To the best of our knowledge, this is the first large study including 5-year follow-up data from both patients with HRs to ICM and patients with HRs to GBCM. In particular, the telephone survey allowed us to include almost 90% of the enrolled population in the analysis. Interestingly, 7.1% of the responders with previous HRs to ICM, all with negative skin tests, developed a new hypersensitivity reaction when subjected to a new examination with contrast medium, despite premedication in 90% of cases and infusion of a different iodinated contrast medium in 60%. Similarly, Meucci et al. [41] found a rate of new HRs after ICM re-exposure in 10.3% of telephone survey responders. Furthermore, in our study, a non-negligible number of new reactions (8.3%) were also observed in the group of responders with previous HR to GBCM. Finally, our data fuel the debate on the efficacy and usefulness of premedication and the choice of alternative contrast medium as a measure to reduce the risk of new HRs [49,50,51].
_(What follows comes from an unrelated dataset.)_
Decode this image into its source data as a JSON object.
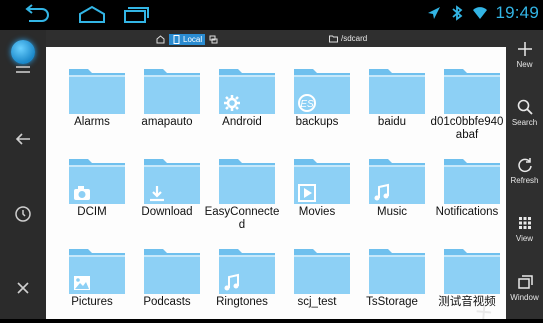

This study has several limitations. First of all, the retrospective nature of the study influences the timing of the allergological evaluation compared to the first HR, the identification of the culprit contrast medium, the outcome of the skin tests, the homogeneity of the follow-up period and the consequent number of any new reactions.

Finally, the heterogeneity of the premedication protocol does not allow an assessment of its impact on new HRs.

5. Conclusions

Contrast media are increasingly used worldwide, with millions of explorations being performed every day. The search for alternative safe CM is critical, given that many patients require CM-based procedures for diagnosis and disease monitoring. Therefore, we need a global approach to distinguish between the different types of reactions (i.e., non-allergic and true allergic hypersensitivity reactions) and to define a synergistic management protocol among the various actors involved (in particular, allergists, pediatricians, radiologists and general practitioners).